Disney vuelve a animar canciones de sus películas en lenguaje de señas

Disney Animation Studios reveló las primeras imágenes de su proyecto 'Songs in Sign Language', una iniciativa que integran lenguaje de señas en películas.

Por Redacción Gente de Salta

Canciones de Disney — .

La industria de la animación dio un paso significativo en materia de accesibilidad con “Songs in Sign Language”, una iniciativa que propone una nueva forma de experimentar la música en el cine: integrar la lengua de señas directamente en la narrativa visual. El proyecto está dirigido por Hyrum Osmond, reconocido por su trabajo en animación, y se centra en reimaginar canciones icónicas de Disney desde una perspectiva inclusiva.

Las piezas elegidas para esta primera etapa fueron “Lo que hay que hacer” de Frozen II, “No se habla de Bruno” de Encanto y “Al final” de Moana 2. La selección no fue casual: además de la disponibilidad de recursos técnicos, Osmond buscó diversidad en estilos, ritmos y contextos culturales.

 “Queríamos algo con energía, algo más sutil y canciones que representen distintas partes del mundo”, explicó el director en entrevistas.

Lo que distingue a “Songs in Sign Language” de otras herramientas de accesibilidad es su enfoque narrativo. A diferencia de los formatos tradicionales —como los intérpretes en una esquina de la pantalla—, aquí la Lengua de Señas Americana (ASL) se integra de forma orgánica en la animación. Los personajes no solo cantan: también “interpretan” con sus manos, expresiones faciales y movimientos corporales, elementos fundamentales de la gramática de la lengua de señas.

Para lograr este nivel de integración, en muchos casos fue necesario crear animaciones completamente nuevas. Esto implicó rediseñar escenas, ajustar coreografías y trabajar en sincronía entre el lenguaje musical y el visual. El resultado es una experiencia que no solo traduce, sino que adapta el contenido para que sea plenamente accesible.

Canciones de Disney reanimadas en lenguaje de señas

Un proyecto con raíz personal
El origen de la iniciativa tiene un fuerte componente autobiográfico.

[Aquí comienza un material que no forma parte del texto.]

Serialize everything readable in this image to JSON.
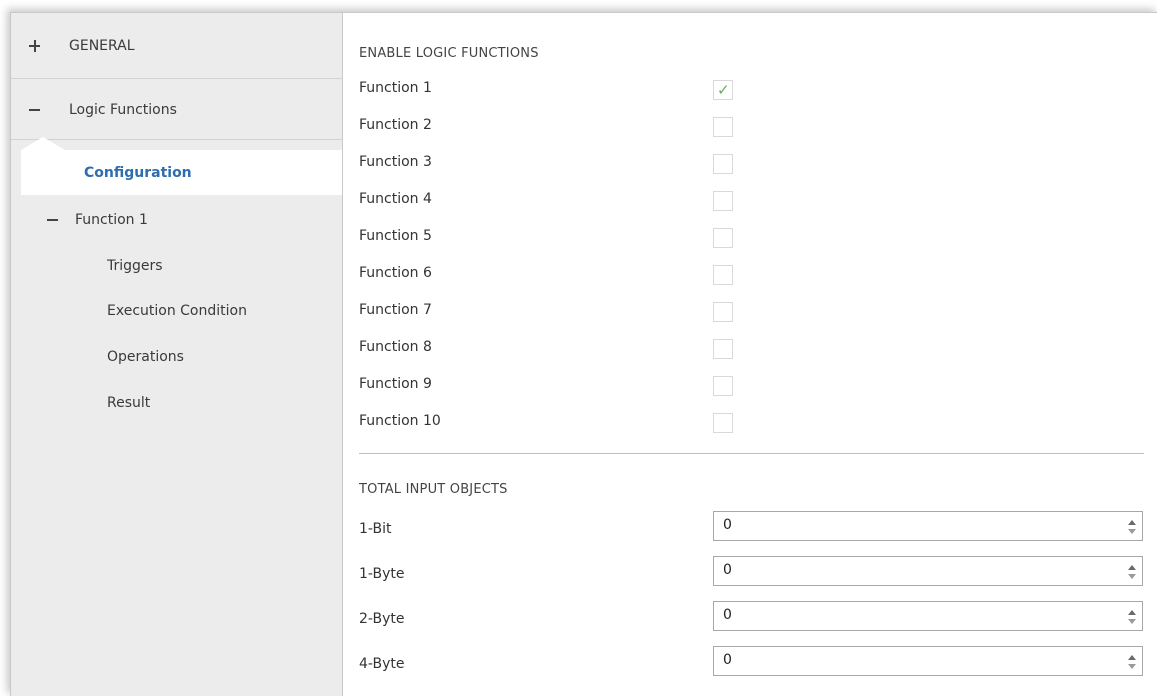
{
  "sidebar": {
    "general": {
      "label": "GENERAL",
      "expander": "plus-icon"
    },
    "logic_functions": {
      "label": "Logic Functions",
      "expander": "minus-icon"
    },
    "configuration": {
      "label": "Configuration"
    },
    "function1": {
      "label": "Function 1",
      "expander": "minus-icon"
    },
    "sub_items": [
      "Triggers",
      "Execution Condition",
      "Operations",
      "Result"
    ]
  },
  "enable": {
    "title": "ENABLE LOGIC FUNCTIONS",
    "check_glyph": "✓",
    "items": [
      {
        "label": "Function 1",
        "checked": true
      },
      {
        "label": "Function 2",
        "checked": false
      },
      {
        "label": "Function 3",
        "checked": false
      },
      {
        "label": "Function 4",
        "checked": false
      },
      {
        "label": "Function 5",
        "checked": false
      },
      {
        "label": "Function 6",
        "checked": false
      },
      {
        "label": "Function 7",
        "checked": false
      },
      {
        "label": "Function 8",
        "checked": false
      },
      {
        "label": "Function 9",
        "checked": false
      },
      {
        "label": "Function 10",
        "checked": false
      }
    ]
  },
  "total_inputs": {
    "title": "TOTAL INPUT OBJECTS",
    "items": [
      {
        "label": "1-Bit",
        "value": "0"
      },
      {
        "label": "1-Byte",
        "value": "0"
      },
      {
        "label": "2-Byte",
        "value": "0"
      },
      {
        "label": "4-Byte",
        "value": "0"
      }
    ]
  },
  "colors": {
    "accent": "#2f6db0",
    "check": "#6aaa5a",
    "sidebar_bg": "#ececec"
  }
}
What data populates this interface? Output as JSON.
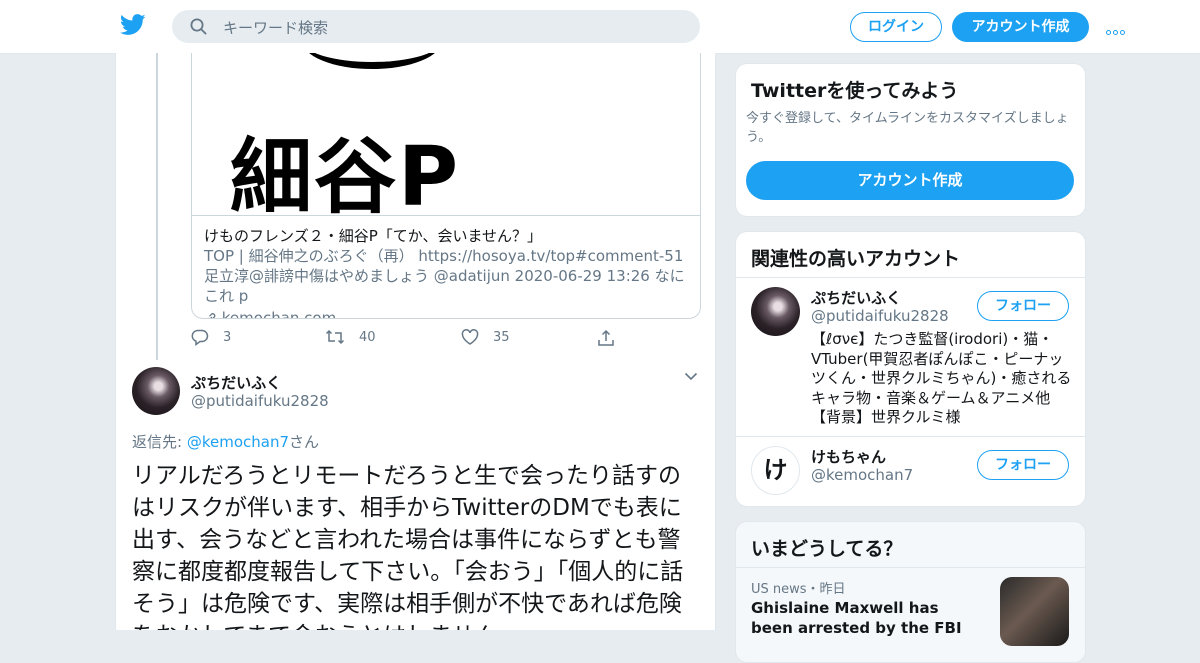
{
  "header": {
    "search_placeholder": "キーワード検索",
    "login_label": "ログイン",
    "signup_label": "アカウント作成"
  },
  "colors": {
    "accent": "#1da1f2",
    "background": "#e6ecf0",
    "muted": "#657786"
  },
  "quoted_card": {
    "image_text": "細谷P",
    "title": "けものフレンズ２・細谷P「てか、会いません？」",
    "description": "TOP | 細谷伸之のぶろぐ（再） https://hosoya.tv/top#comment-51 足立淳@誹謗中傷はやめましょう @adatijun 2020-06-29 13:26 なにこれ p",
    "domain": "kemochan.com"
  },
  "actions": {
    "replies": "3",
    "retweets": "40",
    "likes": "35"
  },
  "tweet": {
    "name": "ぷちだいふく",
    "handle": "@putidaifuku2828",
    "reply_prefix": "返信先: ",
    "reply_to": "@kemochan7",
    "reply_suffix": "さん",
    "text": "リアルだろうとリモートだろうと生で会ったり話すのはリスクが伴います、相手からTwitterのDMでも表に出す、会うなどと言われた場合は事件にならずとも警察に都度都度報告して下さい。「会おう」「個人的に話そう」は危険です、実際は相手側が不快であれば危険をおかしてまで会おうとはしません。"
  },
  "signup_panel": {
    "title": "Twitterを使ってみよう",
    "subtitle": "今すぐ登録して、タイムラインをカスタマイズしましょう。",
    "button": "アカウント作成"
  },
  "related": {
    "title": "関連性の高いアカウント",
    "follow_label": "フォロー",
    "accounts": [
      {
        "name": "ぷちだいふく",
        "handle": "@putidaifuku2828",
        "bio": "【ℓσνє】たつき監督(irodori)・猫・VTuber(甲賀忍者ぽんぽこ・ピーナッツくん・世界クルミちゃん)・癒されるキャラ物・音楽＆ゲーム＆アニメ他【背景】世界クルミ様"
      },
      {
        "name": "けもちゃん",
        "handle": "@kemochan7",
        "avatar_char": "け"
      }
    ]
  },
  "trends": {
    "title": "いまどうしてる？",
    "meta": "US news・昨日",
    "headline": "Ghislaine Maxwell has been arrested by the FBI"
  }
}
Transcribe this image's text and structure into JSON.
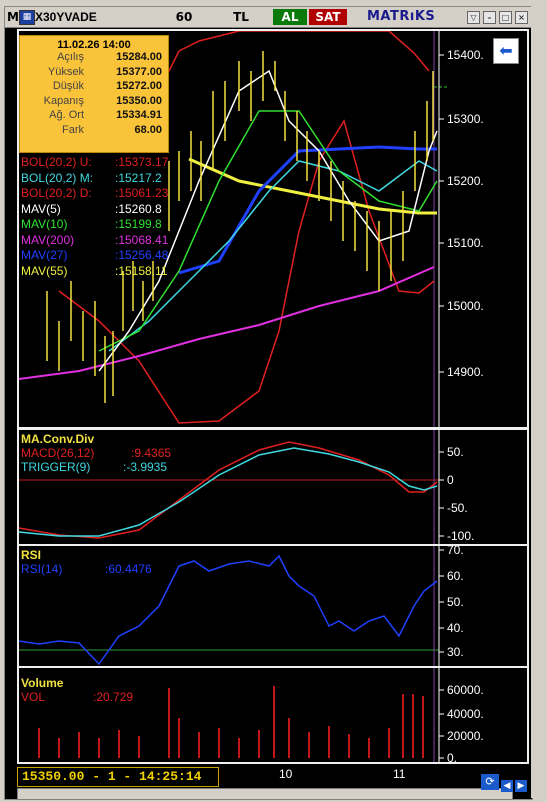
{
  "window": {
    "menu_letter": "M",
    "symbol": "X30YVADE",
    "period": "60",
    "currency": "TL",
    "buy_label": "AL",
    "sell_label": "SAT",
    "brand": "MATRıKS"
  },
  "info_box": {
    "datetime": "11.02.26 14:00",
    "rows": [
      {
        "key": "Açılış",
        "value": "15284.00"
      },
      {
        "key": "Yüksek",
        "value": "15377.00"
      },
      {
        "key": "Düşük",
        "value": "15272.00"
      },
      {
        "key": "Kapanış",
        "value": "15350.00"
      },
      {
        "key": "Ağ. Ort",
        "value": "15334.91"
      },
      {
        "key": "Fark",
        "value": "68.00"
      }
    ]
  },
  "indicators": [
    {
      "label": "BOL(20,2) U:",
      "value": ":15373.17",
      "color": "#e02020"
    },
    {
      "label": "BOL(20,2) M:",
      "value": ":15217.2",
      "color": "#40d8e0"
    },
    {
      "label": "BOL(20,2) D:",
      "value": ":15061.23",
      "color": "#e02020"
    },
    {
      "label": "MAV(5)",
      "value": ":15260.8",
      "color": "#ffffff"
    },
    {
      "label": "MAV(10)",
      "value": ":15199.8",
      "color": "#30e030"
    },
    {
      "label": "MAV(200)",
      "value": ":15068.41",
      "color": "#e030e0"
    },
    {
      "label": "MAV(27)",
      "value": ":15256.48",
      "color": "#2040ff"
    },
    {
      "label": "MAV(55)",
      "value": ":15158.11",
      "color": "#f0f040"
    }
  ],
  "price_axis": [
    "15400.",
    "15300.",
    "15200.",
    "15100.",
    "15000.",
    "14900."
  ],
  "macd": {
    "title": "MA.Conv.Div",
    "macd_label": "MACD(26,12)",
    "macd_value": ":9.4365",
    "trigger_label": "TRIGGER(9)",
    "trigger_value": ":-3.9935",
    "axis": [
      "50.",
      "0",
      "-50.",
      "-100."
    ]
  },
  "rsi": {
    "title": "RSI",
    "label": "RSI(14)",
    "value": ":60.4476",
    "axis": [
      "70.",
      "60.",
      "50.",
      "40.",
      "30."
    ]
  },
  "volume": {
    "title": "Volume",
    "label": "VOL",
    "value": ":20.729",
    "axis": [
      "60000.",
      "40000.",
      "20000.",
      "0."
    ]
  },
  "time_axis": [
    "10",
    "11"
  ],
  "status_text": "15350.00 - 1 - 14:25:14",
  "colors": {
    "bollinger": "#e02020",
    "bol_mid": "#40d8e0",
    "mav5": "#ffffff",
    "mav10": "#30e030",
    "mav200": "#e030e0",
    "mav27": "#2040ff",
    "mav55": "#f0f040",
    "candles": "#f0e040",
    "macd": "#e02020",
    "trigger": "#40d8e0",
    "rsi": "#2040ff",
    "volume": "#c01818"
  }
}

Osmond reveló que creció con un padre sordo, pero nunca aprendió lengua de señas, lo que limitó su comunicación durante años. Esa experiencia personal fue el motor detrás del proyecto. “Quería crear algo que ayudara a otras personas a conectarse, algo que yo no tuve”, señaló.

“Songs in Sign Language” no nació de un día para otro. El desarrollo llevó varios años y comenzó como una propuesta pequeña, que fue creciendo hasta obtener respaldo para su producción. Una vez aprobado, Osmond reunió a más de 20 animadores voluntarios, muchos de ellos con vínculos directos con la comunidad sorda.

Para garantizar la autenticidad cultural y lingüística, el equipo contó con la colaboración de especialistas clave como DJ Kurs, referente de Deaf West Theatre, y Catalene Sacchetti, reconocida por su trabajo en interpretación escénica en ASL.

Más allá de la accesibilidad
El impacto del proyecto trasciende lo técnico. No solo facilita el acceso a contenidos para personas con discapacidad auditiva, sino que también introduce a audiencias oyentes en una forma distinta de comunicación. En ese sentido, la iniciativa no solo traduce canciones, sino que amplía el lenguaje del cine animado.

“Songs in Sign Language” abre una puerta a nuevas formas de inclusión dentro de la industria audiovisual, donde la accesibilidad deja de ser un agregado externo para convertirse en parte integral de la experiencia narrativa. Un cambio que, como propone Osmond, puede redefinir cómo se cuentan las historias en pantalla.